아래는 동물명 “최하니”의 이미지이다.

url = 'https://raw.githubusercontent.com/guebin/SC2022/main/hani.jpeg'
hani = np.einsum('ijk->jik',np.array(PIL.Image.open(io.BytesIO(requests.get(url).content))),dtype=np.int64)/255

plt.imshow(hani)

<matplotlib.image.AxesImage at 0x7f6efc778130>

아래는 하니를 적당히 분리하여 아래와 같이 hani_left와 hini_right를 만들고 시각화한 것이다.

hani_left = hani[:,:1512,:].copy()
hani_right = hani[:,1512:,:].copy()

fig, ax = plt.subplots(1,2)
ax[0].imshow(hani_left)
ax[1].imshow(hani_right)

<matplotlib.image.AxesImage at 0x7f6ebb92b280>

(1) hani_right[:,:,2]의 모든 원소에 아래와 같은 변환을 수행하라.

$f (x) = {\begin{cases} x & 1.15 x > 1.0 \\ 1.15 x & 1.15 x \leq 1.0 \end{cases}$

(풀이1)

_a = hani_right[:,:,2] * (hani_right[:,:,2]*1.15 > 1.0)
_b = hani_right[:,:,2]*1.15 * (hani_right[:,:,2]*1.15 < 1.0)
hani_right[:,:,2] = _a + _b

(풀이2)

def f(x): 
    if 1.15*x > 1.0:
        return x 
    else: 
        return 1.15*x

for i in range(4023):
    for j in range(1512):
        hani_right[i,j,2] = f(hani_right[i,j,2])

(2) hani_left와 (1)에서 변환된 hani_right를 np.concatenate을 이용하여 합치고 결과를 시각화하라.

(풀이)

plt.imshow(np.concatenate([hani_left,hani_right],axis=1))

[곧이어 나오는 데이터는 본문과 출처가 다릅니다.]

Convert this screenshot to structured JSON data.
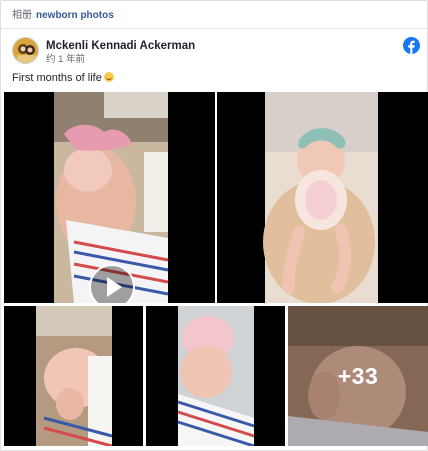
{
  "breadcrumb": {
    "album": "相册",
    "name": "newborn photos"
  },
  "post": {
    "author": "Mckenli Kennadi Ackerman",
    "time": "约 1 年前",
    "caption": "First months of life"
  },
  "photos": {
    "overflow_label": "+33",
    "video_icon": "play-icon"
  },
  "colors": {
    "link": "#385898",
    "facebook": "#1877f2",
    "border": "#dddfe2"
  }
}
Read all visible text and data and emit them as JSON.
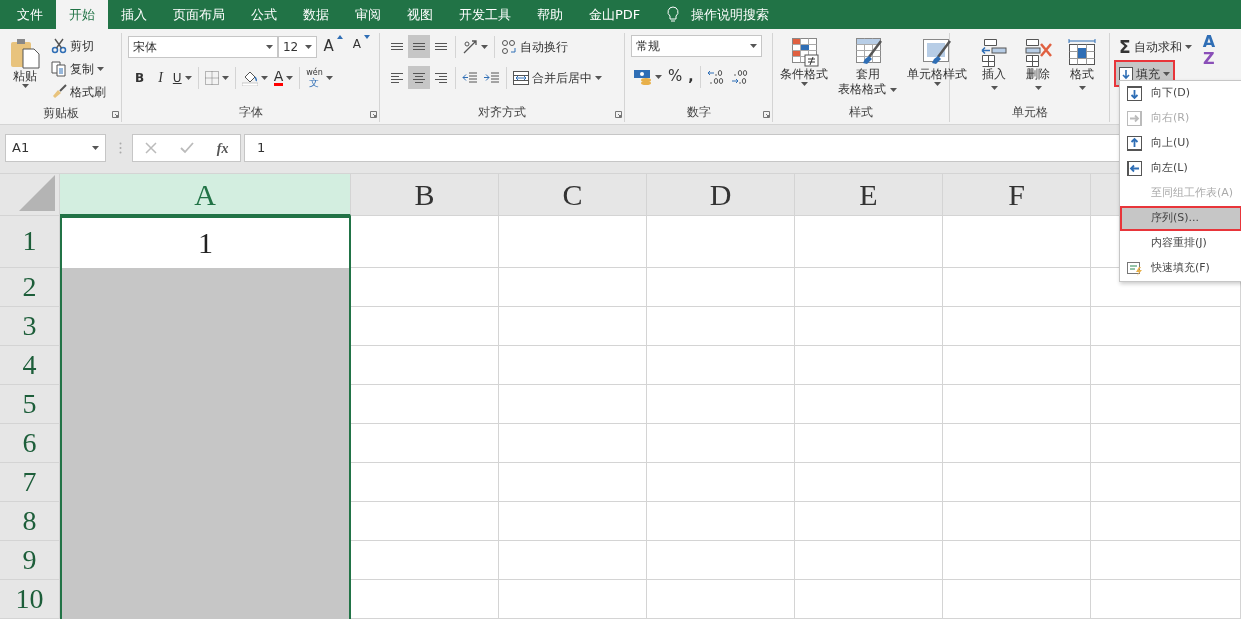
{
  "tabs": [
    {
      "label": "文件",
      "selected": false
    },
    {
      "label": "开始",
      "selected": true
    },
    {
      "label": "插入",
      "selected": false
    },
    {
      "label": "页面布局",
      "selected": false
    },
    {
      "label": "公式",
      "selected": false
    },
    {
      "label": "数据",
      "selected": false
    },
    {
      "label": "审阅",
      "selected": false
    },
    {
      "label": "视图",
      "selected": false
    },
    {
      "label": "开发工具",
      "selected": false
    },
    {
      "label": "帮助",
      "selected": false
    },
    {
      "label": "金山PDF",
      "selected": false
    }
  ],
  "tell_me": {
    "label": "操作说明搜索"
  },
  "clipboard": {
    "paste": "粘贴",
    "cut": "剪切",
    "copy": "复制",
    "format_painter": "格式刷",
    "label": "剪贴板"
  },
  "font": {
    "name": "宋体",
    "size": "12",
    "grow": "A",
    "shrink": "A",
    "bold": "B",
    "italic": "I",
    "underline": "U",
    "font_color": "A",
    "phonetic": [
      "wén",
      "文"
    ],
    "label": "字体"
  },
  "alignment": {
    "vertical": [
      {
        "selected": false
      },
      {
        "selected": true
      },
      {
        "selected": false
      }
    ],
    "horizontal": [
      {
        "selected": false
      },
      {
        "selected": true
      },
      {
        "selected": false
      }
    ],
    "wrap": "自动换行",
    "merge": "合并后居中",
    "label": "对齐方式"
  },
  "number": {
    "format": "常规",
    "percent": "%",
    "comma": ",",
    "label": "数字"
  },
  "styles": {
    "conditional": "条件格式",
    "table": [
      "套用",
      "表格格式"
    ],
    "cell_styles": "单元格样式",
    "label": "样式"
  },
  "cells": {
    "insert": "插入",
    "delete": "删除",
    "format": "格式",
    "label": "单元格"
  },
  "editing": {
    "sigma": "Σ",
    "autosum": "自动求和",
    "fill": "填充",
    "fill_open": true,
    "sort_letters": [
      "A",
      "Z"
    ]
  },
  "formula_bar": {
    "name_box": "A1",
    "fx": "fx",
    "value": "1"
  },
  "sheet": {
    "columns": [
      {
        "label": "A",
        "selected": true
      },
      {
        "label": "B",
        "selected": false
      },
      {
        "label": "C",
        "selected": false
      },
      {
        "label": "D",
        "selected": false
      },
      {
        "label": "E",
        "selected": false
      },
      {
        "label": "F",
        "selected": false
      }
    ],
    "rows": [
      {
        "label": "1",
        "value": "1",
        "active": true,
        "selected": true
      },
      {
        "label": "2",
        "active": false,
        "selected": true
      },
      {
        "label": "3",
        "active": false,
        "selected": true
      },
      {
        "label": "4",
        "active": false,
        "selected": true
      },
      {
        "label": "5",
        "active": false,
        "selected": true
      },
      {
        "label": "6",
        "active": false,
        "selected": true
      },
      {
        "label": "7",
        "active": false,
        "selected": true
      },
      {
        "label": "8",
        "active": false,
        "selected": true
      },
      {
        "label": "9",
        "active": false,
        "selected": true
      },
      {
        "label": "10",
        "active": false,
        "selected": true
      }
    ]
  },
  "fill_menu": {
    "items": [
      {
        "label": "向下(D)",
        "kind": "down",
        "disabled": false,
        "selected": false
      },
      {
        "label": "向右(R)",
        "kind": "right",
        "disabled": true,
        "selected": false
      },
      {
        "label": "向上(U)",
        "kind": "up",
        "disabled": false,
        "selected": false
      },
      {
        "label": "向左(L)",
        "kind": "left",
        "disabled": false,
        "selected": false
      },
      {
        "label": "至同组工作表(A)",
        "kind": "none",
        "disabled": true,
        "selected": false
      },
      {
        "label": "序列(S)...",
        "kind": "none",
        "disabled": false,
        "selected": true
      },
      {
        "label": "内容重排(J)",
        "kind": "none",
        "disabled": false,
        "selected": false
      },
      {
        "label": "快速填充(F)",
        "kind": "flash",
        "disabled": false,
        "selected": false
      }
    ]
  }
}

<matplotlib.image.AxesImage at 0x7f6ebae56c10>

7. Naive Bayes classifier (120점)

ref: https://towardsdatascience.com/the-naive-bayes-classifier-how-it-works-e229e7970b84

아래의 데이터프레임은 날씨, 도로 상태, 교통 상황, 엔진 문제 및 사고 여부와 같은 여러 가지 변수를 포함하는 10개의 행과 5개의 열로 구성되어있다.

df = pd.DataFrame({
    'WeatherCondition': ['rain', 'snow', 'clear', 'clear', 'snow', 'rain', 'rain', 'snow', 'clear', 'clear'],
    'RoadCondition': ['bad','average','bad','good','good','average','good','bad','good','bad'],
    'TrafficCondition': ['high','normal','light','light','normal','light','normal','high','high','high'],
    'EngineProblem': ['no','yes','no','yes','no','no','no','no','yes','yes'],
    'Accident': ['yes','yes','no','yes','no','no','no','yes','no','yes']
})

df

	WeatherCondition	RoadCondition	TrafficCondition	EngineProblem	Accident
0	rain	bad	high	no	yes
1	snow	average	normal	yes	yes
2	clear	bad	light	no	no
3	clear	good	light	yes	yes
4	snow	good	normal	no	no
5	rain	average	light	no	no
6	rain	good	normal	no	no
7	snow	bad	high	no	yes
8	clear	good	high	yes	no
9	clear	bad	high	yes	yes

각 열에 대한 설명은 아래와 같다.

‘WeatherCondition’: 각 행에서 기록된 날씨 조건을 설명하며, ’rain’은 비, ’snow’는 눈, ’clear’는 맑은 날씨를 나타낸다.
‘RoadCondition’:각 행에서 기록된 도로 상태를 설명하며, ’bad’는 안 좋은, ’average’는 보통, ’good’은 좋은 도로 상태를 나타낸다.
‘TrafficCondition’:각 행에서 기록된 교통 상황을 설명하며, ’light’는 움직이기 쉬운, ’normal’은 평균, ’high’는 교통이 많은 상황을 나타낸다.
‘EngineProblem’: 각 행에서 기록된 엔진 문제 여부를 설명하며, ’yes’는 문제가 있음을 나타내고, ’no’는 문제가 없음을 나타낸다.
‘Accident’: 각 행에서 기록된 사고 여부를 설명하며, ’yes’는 사고가 있음을 나타내고, ’no’는 사고가 없음을 나타낸다.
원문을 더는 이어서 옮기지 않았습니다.